Os pacientes, por sua vez, são solicitados a higienizar as mãos na entrada da clínica ou consultório, utilizar proteção nos cabelos (touca), pés (sapatilhas) e rosto (máscara facial) – esta última, claro, enquanto não estiver em atendimento.

Meu dentista parece um astronauta :D

Antes da pandemia, a indumentária dos dentistas já previa uso obrigatório de jaleco, luvas, óculos e máscaras faciais, no intuito de reduzir o potencial de contágio por quaisquer micro-organismos. Com a Covid-19 e seu risco de transmissão por meio da saliva, esses profissionais passaram a adotar, também, avental impermeável por cima do jaleco e protetor facial tipo “face shield”. A especificação das máscaras faciais também ficou mais rigorosa.

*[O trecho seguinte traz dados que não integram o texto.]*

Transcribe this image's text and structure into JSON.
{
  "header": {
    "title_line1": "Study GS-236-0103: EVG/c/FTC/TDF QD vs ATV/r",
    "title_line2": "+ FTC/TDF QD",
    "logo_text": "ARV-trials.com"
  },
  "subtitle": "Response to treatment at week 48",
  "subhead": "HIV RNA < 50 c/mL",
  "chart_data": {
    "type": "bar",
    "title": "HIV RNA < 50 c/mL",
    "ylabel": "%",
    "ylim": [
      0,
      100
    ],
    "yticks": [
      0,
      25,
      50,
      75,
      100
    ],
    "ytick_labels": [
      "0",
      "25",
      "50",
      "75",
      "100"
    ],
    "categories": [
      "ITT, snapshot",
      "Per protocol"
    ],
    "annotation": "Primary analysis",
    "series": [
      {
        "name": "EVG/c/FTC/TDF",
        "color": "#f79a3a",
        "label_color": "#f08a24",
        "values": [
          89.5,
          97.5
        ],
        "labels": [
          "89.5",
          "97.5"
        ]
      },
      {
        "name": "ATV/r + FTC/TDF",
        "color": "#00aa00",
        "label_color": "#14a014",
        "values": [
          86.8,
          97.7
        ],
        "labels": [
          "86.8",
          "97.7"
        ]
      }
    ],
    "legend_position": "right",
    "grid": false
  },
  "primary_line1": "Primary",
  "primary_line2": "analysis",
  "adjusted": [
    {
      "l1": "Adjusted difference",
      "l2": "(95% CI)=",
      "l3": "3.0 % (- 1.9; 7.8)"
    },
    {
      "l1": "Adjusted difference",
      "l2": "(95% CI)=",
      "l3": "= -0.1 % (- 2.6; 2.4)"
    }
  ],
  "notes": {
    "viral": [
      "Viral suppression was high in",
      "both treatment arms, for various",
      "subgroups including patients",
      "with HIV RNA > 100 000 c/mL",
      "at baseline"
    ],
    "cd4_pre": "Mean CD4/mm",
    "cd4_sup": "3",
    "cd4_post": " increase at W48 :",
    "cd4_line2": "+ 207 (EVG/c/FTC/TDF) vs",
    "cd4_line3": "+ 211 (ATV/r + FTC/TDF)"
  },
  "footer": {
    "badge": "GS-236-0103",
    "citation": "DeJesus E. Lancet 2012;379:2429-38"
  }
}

“A contaminação por partículas aéreas é uma situação que já é esperada na área de saúde, e especificamente na odontologia. Para esse vírus, o que mudou foi a especificação da máscara, que agora deve ter uma capacidade maior de proteção. O protetor facial, que não fazia parte da nossa indumentária, agora também é necessário, assim como o uso de avental impermeável”, descreve a dentista Patrícia Kawase. Outra recomendação que ela destaca é a troca do sugador convencional por uma bomba de vácuo, que ajuda a diminuir a formação de aerossóis e reduz, também, a necessidade de o paciente cuspir durante o procedimento.

Os protocolos de segurança envolvem também a manutenção de janelas abertas e o não uso de ar-condicionado, para favorecer a troca constante de ar do ambiente.

-> Consulte o documento da OMS sobre atendimentos odontológicos durante a pandemia de Covid-19 (em inglês)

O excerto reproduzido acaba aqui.